“Vast" was one of the words on the vocabulary list, and second- and third- graders from Woodland Elementary School put it to good use as they walked the grounds of Saint Leo University during a recent field trip.
"These kids think that a 3,000-student campus is vast," second-grade teacher Nancy Martin said with a chuckle. "They have no idea."
By university standards, Saint Leo might be described as intimate, but for elementary students it is a vast piece of real estate compared to their own campus.
"I like the pool and the church and especially the gym," said Christopher Hendrix, 8, as he lined up with classmates to head to the next stop: the cafeteria. "We don't have a gym at our school."

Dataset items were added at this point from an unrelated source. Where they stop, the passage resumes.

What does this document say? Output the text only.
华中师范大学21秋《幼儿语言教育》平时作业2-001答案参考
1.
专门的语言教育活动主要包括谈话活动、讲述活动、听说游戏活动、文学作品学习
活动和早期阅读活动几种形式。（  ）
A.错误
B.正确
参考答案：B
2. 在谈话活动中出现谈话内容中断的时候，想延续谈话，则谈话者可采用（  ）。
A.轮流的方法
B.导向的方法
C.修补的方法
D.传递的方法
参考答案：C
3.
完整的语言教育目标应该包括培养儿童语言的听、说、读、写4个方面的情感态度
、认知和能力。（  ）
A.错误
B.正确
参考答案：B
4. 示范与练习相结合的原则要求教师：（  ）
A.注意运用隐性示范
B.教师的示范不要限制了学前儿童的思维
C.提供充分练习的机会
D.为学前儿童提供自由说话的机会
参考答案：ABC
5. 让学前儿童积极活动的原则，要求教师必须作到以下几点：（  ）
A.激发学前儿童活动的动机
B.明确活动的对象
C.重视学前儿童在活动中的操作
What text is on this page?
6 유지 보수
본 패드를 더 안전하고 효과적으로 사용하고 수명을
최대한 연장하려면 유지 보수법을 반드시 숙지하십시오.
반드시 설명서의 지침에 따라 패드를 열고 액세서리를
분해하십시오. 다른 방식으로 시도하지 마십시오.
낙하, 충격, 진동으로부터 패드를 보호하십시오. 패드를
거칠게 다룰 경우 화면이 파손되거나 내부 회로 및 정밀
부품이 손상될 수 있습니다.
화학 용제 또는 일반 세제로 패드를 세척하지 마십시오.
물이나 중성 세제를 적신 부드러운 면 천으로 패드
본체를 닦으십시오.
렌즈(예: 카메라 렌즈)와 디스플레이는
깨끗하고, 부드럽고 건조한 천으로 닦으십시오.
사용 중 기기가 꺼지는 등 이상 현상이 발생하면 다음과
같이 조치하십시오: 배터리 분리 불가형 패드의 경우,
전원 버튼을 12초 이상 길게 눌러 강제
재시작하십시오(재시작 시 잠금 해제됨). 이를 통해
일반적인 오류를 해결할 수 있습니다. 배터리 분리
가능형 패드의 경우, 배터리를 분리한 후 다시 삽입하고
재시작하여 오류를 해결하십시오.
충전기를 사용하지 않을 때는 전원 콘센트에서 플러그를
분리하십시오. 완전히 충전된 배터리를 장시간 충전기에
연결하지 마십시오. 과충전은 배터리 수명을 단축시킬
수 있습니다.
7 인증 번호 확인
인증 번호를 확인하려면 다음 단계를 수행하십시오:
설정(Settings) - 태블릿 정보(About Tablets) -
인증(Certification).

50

With Saint Leo students serving as tour guides, the youngsters from Woodland got a glimpse of what college life might look like for them.
Sure, you can talk to kids about going to college in the classroom, said Saint Leo junior Sara Vogel, 21. "But they really can't understand the concept. I think for them to come here and see what it's like is a real eye-opener."
"Now they have a picture when we say 'college,' " Martin said. "They see the library, the abbey, the business building, the gymnasium. They are learning about scholarships; taking in the architecture and the culture. Now we have a few kids who are saying, 'I'm going to go here.' "
That's the idea.
When they grow up
It's all part of a schoolwide motivational theme that has about 850 students at Woodland thinking about what they want to be when they grow up and how to get there.
"Woodland Wranglers, Planning Ahead, Aiming High, College Bound," is the mission statement plastered on bright blue and yellow T-shirts and on signs hung throughout the elementary campus.
That theme is highlighted regularly — during the college spotlight on the school's morning news, through vocabulary lessons with words such as "scholarship," "tuition," "degree" and "campus," and in the black-and-white composition notebook in the school principal's office listing the dreams of every Woodland student to one day be a police officer, teacher, football player, neurosurgeon and even a few princesses. Student council members also push the message to their peers, working hard to raise funds to establish a college scholarship for a graduating Zephyrhills High student who once attended Woodland.
"It's never too early to start thinking about college," said Woodland principal Kimberly Poe, who contacted each of her teachers' alma maters last summer to ask for college swag to post on the hallway bulletin boards.
The idea is to provide hope for students at the Title 1 school who might not be thinking that far ahead. The reality is that students will need some sort of education after high school in order to be successful, said Poe, a true Gator fan who was raised in a single-parent home and earned degrees at the University of South Florida and Saint Leo. "There was never any question that I would go to college. We want to reinforce that message to our students now."
Some motivation today
It's a message not lost on students like Aubrey Hicks, 9, who recently appeared on the morning news to give a shout-out to the day's featured college, the University of South Florida. While Aubrey once thought about being a ballerina or a "horseback rider," these days she has her heart set on being a marine animal trainer — after getting a degree at USF.
"I'd like to work with dolphins, seals and possibly whales," she said. "I'm really interested in a lot of those animals and I think it would be a pleasure to work with them."
Fourth-grader Elijah Garcia, 10, is also thinking about attending USF and perhaps enlisting in the military. "Then maybe I'll be a running back for the Buccaneers."
And there's buy-in from parents such as Elenya Hulbert, a member of the school advisory council whose sons, Kyle, 11, and Austin, 9, attend Woodland.
Both boys got excited about researching different colleges as well as the military academies, Hulbert said. "I think it's motivated them both to do well all year. I see it as being a really great thing for all the kids, that people really believe in them and they can do something with their lives no matter what their parents do or whether they went to college themselves. They're getting the message that they can do anything they set their minds to."